Canagliflozin has a robust inhibitory effect on
sodium glucose transporter (SGLT)-2 and a mild inhibitory effect on SGLT1. The main purpose of this study was to investigate the effect of
canagliflozin on circulating active
glucagon-like peptide 1 (GLP-1) levels in patients with
type 2 diabetes. Patients were randomly divided into a control group (n =15) and a
canagliflozin-treated group (n =15). After hospitalization, the
canagliflozin-treated group took 100 mg/day
canagliflozin for the entire study, and after 3 days both groups took 20 mg/day
teneligliptin for an additional 3 days. In a meal test,
canagliflozin significantly decreased the area under curve (AUC) (0-120 min) for plasma
glucose (PG) after 3 days when compared with that at baseline, and addition of
teneligliptin to the
canagliflozin-treated group further decreased it.
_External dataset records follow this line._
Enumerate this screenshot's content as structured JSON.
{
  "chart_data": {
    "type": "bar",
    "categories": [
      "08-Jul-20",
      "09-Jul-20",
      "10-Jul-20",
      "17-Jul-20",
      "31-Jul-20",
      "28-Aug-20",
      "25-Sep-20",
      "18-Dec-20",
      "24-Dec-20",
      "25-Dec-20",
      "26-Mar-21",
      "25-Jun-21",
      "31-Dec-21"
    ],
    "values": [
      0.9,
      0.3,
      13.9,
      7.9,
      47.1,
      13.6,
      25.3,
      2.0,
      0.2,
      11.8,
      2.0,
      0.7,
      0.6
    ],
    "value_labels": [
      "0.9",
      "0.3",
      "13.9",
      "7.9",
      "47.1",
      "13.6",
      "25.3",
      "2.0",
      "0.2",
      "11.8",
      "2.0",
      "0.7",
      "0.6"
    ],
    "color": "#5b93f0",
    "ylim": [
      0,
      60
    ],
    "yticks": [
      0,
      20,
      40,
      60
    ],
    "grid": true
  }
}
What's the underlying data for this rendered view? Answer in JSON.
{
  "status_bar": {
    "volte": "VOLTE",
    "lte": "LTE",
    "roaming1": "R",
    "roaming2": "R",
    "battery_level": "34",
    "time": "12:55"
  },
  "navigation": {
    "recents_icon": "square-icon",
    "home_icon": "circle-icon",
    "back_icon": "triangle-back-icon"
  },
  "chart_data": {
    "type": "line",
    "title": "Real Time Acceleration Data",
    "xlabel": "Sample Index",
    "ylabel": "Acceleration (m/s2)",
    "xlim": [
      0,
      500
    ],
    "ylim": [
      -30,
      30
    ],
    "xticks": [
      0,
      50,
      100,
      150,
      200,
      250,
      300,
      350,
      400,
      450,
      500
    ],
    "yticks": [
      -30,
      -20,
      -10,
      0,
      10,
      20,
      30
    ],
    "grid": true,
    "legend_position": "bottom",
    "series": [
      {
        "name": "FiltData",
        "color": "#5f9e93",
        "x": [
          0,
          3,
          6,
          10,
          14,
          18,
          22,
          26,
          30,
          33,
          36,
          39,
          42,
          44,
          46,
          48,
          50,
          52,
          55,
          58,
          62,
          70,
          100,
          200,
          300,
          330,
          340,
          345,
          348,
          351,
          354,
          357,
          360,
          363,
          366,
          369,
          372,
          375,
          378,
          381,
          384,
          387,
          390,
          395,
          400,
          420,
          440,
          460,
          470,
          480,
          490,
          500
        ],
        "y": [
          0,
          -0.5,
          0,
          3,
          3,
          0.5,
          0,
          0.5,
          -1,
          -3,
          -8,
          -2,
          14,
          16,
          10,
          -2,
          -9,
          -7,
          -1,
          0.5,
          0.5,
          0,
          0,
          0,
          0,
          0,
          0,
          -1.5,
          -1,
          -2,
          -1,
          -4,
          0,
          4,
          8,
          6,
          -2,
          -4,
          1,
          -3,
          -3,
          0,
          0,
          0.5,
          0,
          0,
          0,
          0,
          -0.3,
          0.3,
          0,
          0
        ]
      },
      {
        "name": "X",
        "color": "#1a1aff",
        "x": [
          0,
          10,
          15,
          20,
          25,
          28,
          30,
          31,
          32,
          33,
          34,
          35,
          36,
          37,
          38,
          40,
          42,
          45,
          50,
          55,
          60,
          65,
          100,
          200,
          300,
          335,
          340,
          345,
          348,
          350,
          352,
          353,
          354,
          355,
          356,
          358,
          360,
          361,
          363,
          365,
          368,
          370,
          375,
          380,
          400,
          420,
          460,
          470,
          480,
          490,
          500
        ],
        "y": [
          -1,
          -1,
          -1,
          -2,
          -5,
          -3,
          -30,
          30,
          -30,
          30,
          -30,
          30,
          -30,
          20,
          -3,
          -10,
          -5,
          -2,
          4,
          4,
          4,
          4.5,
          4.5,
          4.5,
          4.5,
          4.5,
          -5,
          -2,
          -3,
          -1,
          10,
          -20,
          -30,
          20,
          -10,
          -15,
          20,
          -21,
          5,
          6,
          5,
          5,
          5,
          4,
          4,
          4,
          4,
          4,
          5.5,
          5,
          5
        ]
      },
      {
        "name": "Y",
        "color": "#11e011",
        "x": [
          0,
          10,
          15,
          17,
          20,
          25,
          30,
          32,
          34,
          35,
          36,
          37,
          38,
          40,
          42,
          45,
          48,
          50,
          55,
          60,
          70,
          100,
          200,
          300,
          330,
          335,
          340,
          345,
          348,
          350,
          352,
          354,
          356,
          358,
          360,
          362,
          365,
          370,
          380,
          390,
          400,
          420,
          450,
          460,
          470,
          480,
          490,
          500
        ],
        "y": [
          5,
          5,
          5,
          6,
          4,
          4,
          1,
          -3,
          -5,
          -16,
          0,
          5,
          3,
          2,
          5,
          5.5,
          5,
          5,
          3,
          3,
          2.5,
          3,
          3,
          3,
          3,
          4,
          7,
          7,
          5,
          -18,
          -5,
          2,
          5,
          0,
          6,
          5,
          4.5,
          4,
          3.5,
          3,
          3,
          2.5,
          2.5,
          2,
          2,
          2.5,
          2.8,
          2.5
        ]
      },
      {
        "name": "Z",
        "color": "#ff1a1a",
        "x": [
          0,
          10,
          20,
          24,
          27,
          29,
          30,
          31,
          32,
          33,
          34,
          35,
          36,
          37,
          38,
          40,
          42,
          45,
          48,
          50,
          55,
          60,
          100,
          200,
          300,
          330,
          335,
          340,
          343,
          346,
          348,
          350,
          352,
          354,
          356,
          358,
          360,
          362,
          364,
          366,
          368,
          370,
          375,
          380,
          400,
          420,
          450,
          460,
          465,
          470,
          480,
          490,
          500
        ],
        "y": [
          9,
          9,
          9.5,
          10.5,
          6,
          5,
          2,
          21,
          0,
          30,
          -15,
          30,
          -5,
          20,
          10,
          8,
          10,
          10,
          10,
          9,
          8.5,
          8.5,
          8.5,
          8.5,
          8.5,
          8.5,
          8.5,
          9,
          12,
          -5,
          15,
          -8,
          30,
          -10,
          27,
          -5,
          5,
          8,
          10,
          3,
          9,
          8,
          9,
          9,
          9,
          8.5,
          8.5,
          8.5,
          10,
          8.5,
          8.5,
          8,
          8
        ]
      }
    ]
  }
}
A significant decrease in the AUC (0-120 min) for serum
insulin by
canagliflozin was obtained, but the addition of
teneligliptin elevated the AUC, and thus abolished the significant difference from baseline. A significant increase in the AUC (0-120 min) of plasma active
GLP-1 by
canagliflozin-treatment compared with that at baseline was observed, and the addition of
teneligliptin resulted in a further increase. However,
canagliflozin-treatment did not change the AUC (0-120 min) of plasma active
glucose-dependent insulinotropic peptide (GIP). In conclusions,
canagliflozin-administration before meals decreased PG and serum
insulin, and increased plasma active
GLP-1 levels in patients with
type 2 diabetes.
Canagliflozin did not greatly influence plasma active GIP levels.